Before Samsung’s Gear S2 — which was as much a treatise on the benefits of round watches as it was a great product in its own right — the most exciting and interesting smartwatch out there was LG’s webOS timepiece, briefly teased at CES. Introduced by Audi rather than LG, it was demonstrated as a futuristic way to unlock your car with the effortlessness of wireless NFC communications. Its appeal was that it was a watch, a key for your car, and a smart device with cellular connectivity that could perform a variety of advanced tasks. Audi’s focus on automotive applications, such as checking and controlling the status of a car remotely, didn’t discourage curiosity even from public transit users — the watch was just too attractive and, at the time, unique.

The good looks of the watch itself were carried over in the software within, which was tailored to make the most of a round face and already included a number of apps designed for a circular interface. Everything worked smoothly and quickly, with webOS making its Android Wear competition feel unwieldy and sluggish by comparison. Much of what made this watch stand out in January has now been either matched or surpassed by Samsung’s Gear S2, however there’s still plenty of room for attractive, nicely designed smartwatches.

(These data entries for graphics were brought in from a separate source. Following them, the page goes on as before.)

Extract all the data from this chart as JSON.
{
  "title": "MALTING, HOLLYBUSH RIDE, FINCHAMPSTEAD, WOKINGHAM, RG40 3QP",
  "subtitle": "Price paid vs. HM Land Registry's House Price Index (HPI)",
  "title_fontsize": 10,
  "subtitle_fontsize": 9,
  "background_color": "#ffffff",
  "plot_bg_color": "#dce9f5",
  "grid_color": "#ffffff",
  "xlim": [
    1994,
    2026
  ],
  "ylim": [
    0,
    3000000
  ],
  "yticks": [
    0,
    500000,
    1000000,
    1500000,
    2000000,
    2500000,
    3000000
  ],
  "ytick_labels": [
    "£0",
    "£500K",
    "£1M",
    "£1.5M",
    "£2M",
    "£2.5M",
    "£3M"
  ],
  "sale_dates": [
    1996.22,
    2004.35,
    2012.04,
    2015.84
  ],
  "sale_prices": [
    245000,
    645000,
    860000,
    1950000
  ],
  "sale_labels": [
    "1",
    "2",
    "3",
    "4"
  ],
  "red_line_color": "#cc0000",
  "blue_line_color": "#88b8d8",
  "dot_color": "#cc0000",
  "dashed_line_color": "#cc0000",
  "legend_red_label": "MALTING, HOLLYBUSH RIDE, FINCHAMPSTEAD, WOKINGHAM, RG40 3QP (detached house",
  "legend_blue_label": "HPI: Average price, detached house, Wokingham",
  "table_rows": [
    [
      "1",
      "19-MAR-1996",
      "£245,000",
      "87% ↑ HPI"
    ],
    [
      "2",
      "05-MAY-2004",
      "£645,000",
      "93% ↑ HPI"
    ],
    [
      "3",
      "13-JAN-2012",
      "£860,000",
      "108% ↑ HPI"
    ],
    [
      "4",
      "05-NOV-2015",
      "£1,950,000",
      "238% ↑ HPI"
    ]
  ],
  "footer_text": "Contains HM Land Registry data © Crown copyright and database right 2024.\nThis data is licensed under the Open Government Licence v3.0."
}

Audi’s teaser for this watch promised it for 2016, and the latest word from LG is that it’s still on track. Expectations are that LG will also be introducing webOS smartwatch models under its own brand in the new year. The CES 2015 appearance can, therefore, be deemed a success: it whetted appetites and confirmed consumer interest in developing a geekily beloved operating system into a new smartwatch platform.

HTC’s connected future

Not a singular product, but the vision of a connected future described by HTC was one of the bigger announcements at CES in terms of potential impact. The smartphone maker was on the brink of a transformation that would turn it into the vendor of connected devices and experiences. It was emblematic of the "connect everything!" theme that pervaded much of CES 2015, with every company having its own take on the Internet of Things and its own philosophy on how to turn it into reality. None have made any huge strides in this direction since then, and HTC is once again an instructive example of it.

HTC’s plan included the connected home, the connected life and self, and connected entertainment. It wasn’t known at the time, but CES marked the company’s first, cagey hint at the HTC Vive VR headset that would be revealed a month later at Mobile World Congress. Regrettably, the Vive’s release date was bumped from the holiday season of 2015 all the way to April in the new year, and a similar fate befell the accompanying HTC Grip fitness wearable.

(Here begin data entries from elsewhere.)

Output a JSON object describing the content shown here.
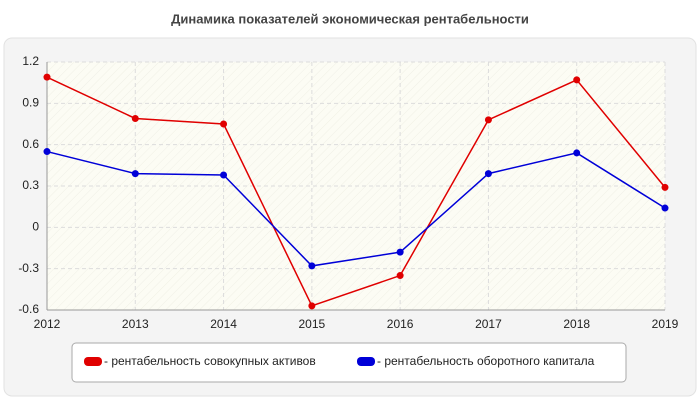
{
  "chart_data": {
    "type": "line",
    "title": "Динамика показателей экономическая рентабельности",
    "x": [
      2012,
      2013,
      2014,
      2015,
      2016,
      2017,
      2018,
      2019
    ],
    "series": [
      {
        "name": "- рентабельность совокупных активов",
        "color": "#e00000",
        "values": [
          1.09,
          0.79,
          0.75,
          -0.57,
          -0.35,
          0.78,
          1.07,
          0.29
        ]
      },
      {
        "name": "- рентабельность оборотного капитала",
        "color": "#0000d8",
        "values": [
          0.55,
          0.39,
          0.38,
          -0.28,
          -0.18,
          0.39,
          0.54,
          0.14
        ]
      }
    ],
    "xlim": [
      2012,
      2019
    ],
    "xticks": [
      2012,
      2013,
      2014,
      2015,
      2016,
      2017,
      2018,
      2019
    ],
    "ylim": [
      -0.6,
      1.2
    ],
    "yticks": [
      -0.6,
      -0.3,
      0,
      0.3,
      0.6,
      0.9,
      1.2
    ],
    "grid": true,
    "legend": "bottom"
  }
}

By this point in the year, HTC would ideally have realized a range of Re-branded devices, putting hardware behind its promises of fundamental change. That hasn’t happened for the Taiwanese company yet, and its struggles to diversify are illustrative of the broader industry challenge of tackling unfamiliar sectors. Car companies are getting involved in personal tech and connectivity, while phone makers are dabbling with auto technology, and everyone is experimenting with the potential of novelties like drones and VR.

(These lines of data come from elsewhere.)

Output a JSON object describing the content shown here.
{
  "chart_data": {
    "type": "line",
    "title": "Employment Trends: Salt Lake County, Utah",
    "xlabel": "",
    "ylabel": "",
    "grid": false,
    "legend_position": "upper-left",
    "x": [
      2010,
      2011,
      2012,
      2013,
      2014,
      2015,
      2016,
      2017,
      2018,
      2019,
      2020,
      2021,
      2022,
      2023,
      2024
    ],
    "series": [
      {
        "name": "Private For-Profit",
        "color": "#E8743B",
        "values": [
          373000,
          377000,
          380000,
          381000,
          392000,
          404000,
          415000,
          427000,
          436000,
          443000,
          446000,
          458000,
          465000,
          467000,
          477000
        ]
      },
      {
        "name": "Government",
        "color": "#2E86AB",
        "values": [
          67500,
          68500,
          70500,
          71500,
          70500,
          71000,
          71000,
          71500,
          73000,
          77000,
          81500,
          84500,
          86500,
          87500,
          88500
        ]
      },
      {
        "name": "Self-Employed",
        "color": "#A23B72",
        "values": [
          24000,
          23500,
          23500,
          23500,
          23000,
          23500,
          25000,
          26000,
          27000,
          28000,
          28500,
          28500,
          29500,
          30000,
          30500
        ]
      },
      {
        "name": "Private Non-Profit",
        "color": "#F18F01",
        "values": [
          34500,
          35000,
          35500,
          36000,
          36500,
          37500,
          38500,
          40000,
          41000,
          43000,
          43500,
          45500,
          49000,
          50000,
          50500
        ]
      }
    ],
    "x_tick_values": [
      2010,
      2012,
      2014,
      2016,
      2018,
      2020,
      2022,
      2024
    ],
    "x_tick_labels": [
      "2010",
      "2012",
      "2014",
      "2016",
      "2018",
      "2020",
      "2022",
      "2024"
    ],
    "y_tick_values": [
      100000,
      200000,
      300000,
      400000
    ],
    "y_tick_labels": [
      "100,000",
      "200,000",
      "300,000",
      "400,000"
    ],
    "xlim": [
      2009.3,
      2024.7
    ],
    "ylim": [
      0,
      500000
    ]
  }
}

CES 2015 was like every CES that came before it and like every CES that is yet to come. It had obvious hits like the Dell XPS 13, unlikely successes like the Gogoro, and a fair share of both predictable and surprising disappointments. What distinguishes every year from the next, however, is the specifics of those winners and losers. Gogoro’s strong development and expansion are nudging the entire electric vehicle industry forward, while companies like Pono and Audeze are making audiophile technology more accessible to the masses, with varying degrees of success. Everything that happens at the upcoming CES in a week’s time will be informed by the fortunes of the products first revealed at CES a year ago: the successes will breed imitators and emulators, while the failures will be taken as lessons for what not to do. Such is the circle of tech life.